Fifty Shades of Grey is a publishing success story like no other. Author E. L. James has come a long way from writing fan-fiction on specialist sites – she has hit the mass-market, big time, and even created a new genre: “mummy porn”. She has now sold more than 100m copies worldwide. This “overnight success” did not happen by chance. She very carefully grew her author platform long before she wrote her first novel, and mastered word-of-mouth marketing. So let’s have a look at exactly how she did it:
- Like all good authors, she started as a passionate reader. She LOVED the Twilight series “I just sat on my sofa and I read them and read them and read them and read them. I love them, and then I sat down and wrote a novel,” she explained to ABC News. It seems she was particularly keen to recreate the sexual tension between the main characters, teenager Bella, and her vampire boyfriend, Edward.
- She started small. She explored short-form fiction, writing stories that featured the Twilight lovebirds. This allowed her to develop her craft before tackling a full-length novel.
- She wrote whenever and wherever she could. As a busy working mum, she did most of her writing on her Blackberry during her daily commute.
- She actively encouraged feedback and took it all on board. A wonderful part of the fanfiction world is that authors usually only post a short section of text and then ask for feedback or input (e.g. on what should happen next) from the community (who are only too happy to oblige, being big fans themselves). The authors can then use this feedback to constantly improve their writing. Also, the fan community readers feel very involved in the writing process and want to see it through. They make an emotional investment in the work. It seems the feedback was that the sexy stuff worked best, so she moved into the erotica genre. Then, when her readers started to complain about the limitations of setting her stories in the Twilight world, she looked at how the stories could be adapted to a modern-day, real-world setting. She always listened and gave the readers what they wanted.
- She had her own website and started building her author platform very early. As her work became more erotic, she took it down from the fanfiction sites (where it had amassed over 35,000 views), and moved it on to her own site, taking her loyal following with her. This obviously gave her the creative freedom to write and publish whatever she wanted, but it also diverted a solid flow of traffic from the fan sites to her own. She grew her audience and engaged with her readership of thousands, whetting their appetite by giving them small sections of her writing for free, and leaving them wanting more. This created a lot of pre-release hype around her first full-length novel.

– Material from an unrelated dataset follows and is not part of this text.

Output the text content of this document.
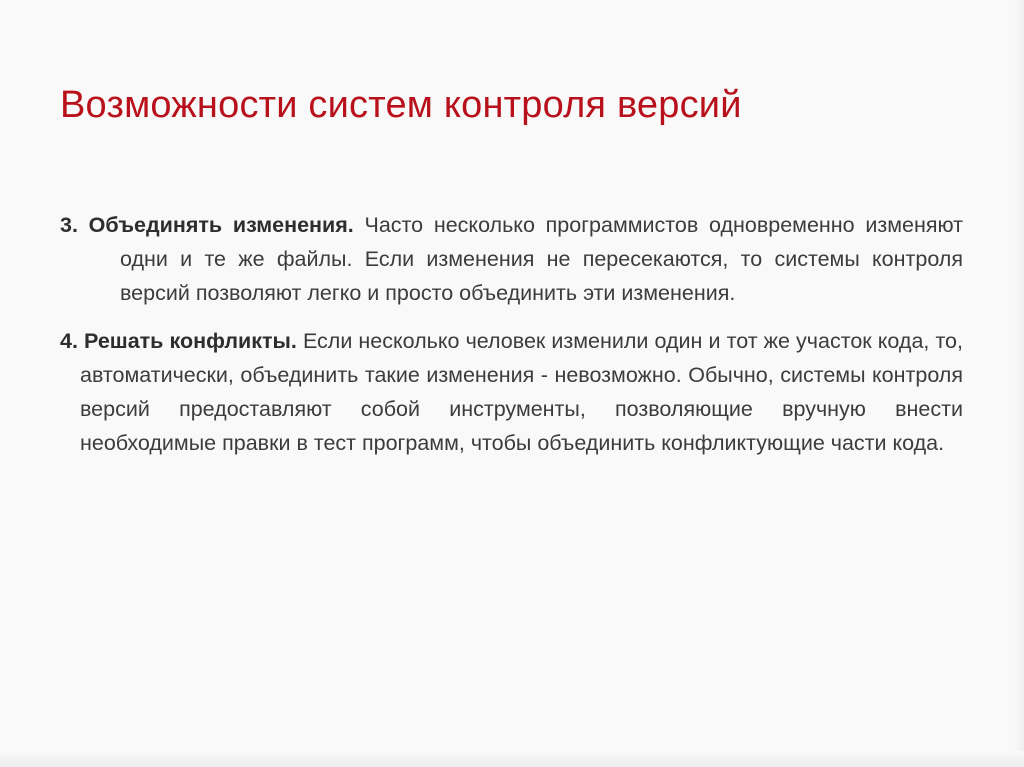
Возможности систем контроля версий

3. Объединять изменения. Часто несколько программистов одновременно изменяют одни и те же файлы. Если изменения не пересекаются, то системы контроля версий позволяют легко и просто объединить эти изменения.

4. Решать конфликты. Если несколько человек изменили один и тот же участок кода, то, автоматически, объединить такие изменения - невозможно. Обычно, системы контроля версий предоставляют собой инструменты, позволяющие вручную внести необходимые правки в тест программ, чтобы объединить конфликтующие части кода.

- She knew which format her readers wanted – eBooks – so she made sure her work was available digitally. This is because readers feel less self-conscious reading romance and erotica titles in public on eReaders. Surprisingly, she had interest from Hollywood film-makers before she had interest from Random House. She was open to the idea of seeing her story in a different media to build her brand.
- She used word-of-mouth to grow demand for her books. Word-of-mouth has always been the most powerful and cost-effective marketing tool in the book industry. She created the kind of content girlfriends wanted to talk about, giggle over and share. Then it wasn’t just the girlfriends; it was the women’s talk show and radio hosts, and then mainstream media. Not to mention social media! Fifty Shades of Grey currently has over a million ratings and 68,000 reviews on Goodreads, and thousands of reader reviews on Amazon – this is content people like commenting on. To get the buzz started in the first place, she utilised the book blogging community and her fans.
- She capitalised on her readership by quickly producing follow-up books. Having created a hungry audience, she knew her sequel books would be well-received.
Lots to learn from her phenomenal success with bestseller Fifty Shades of Grey, but if you take away just one thing from this blog post: building your author platform is the key to successful self-publishing.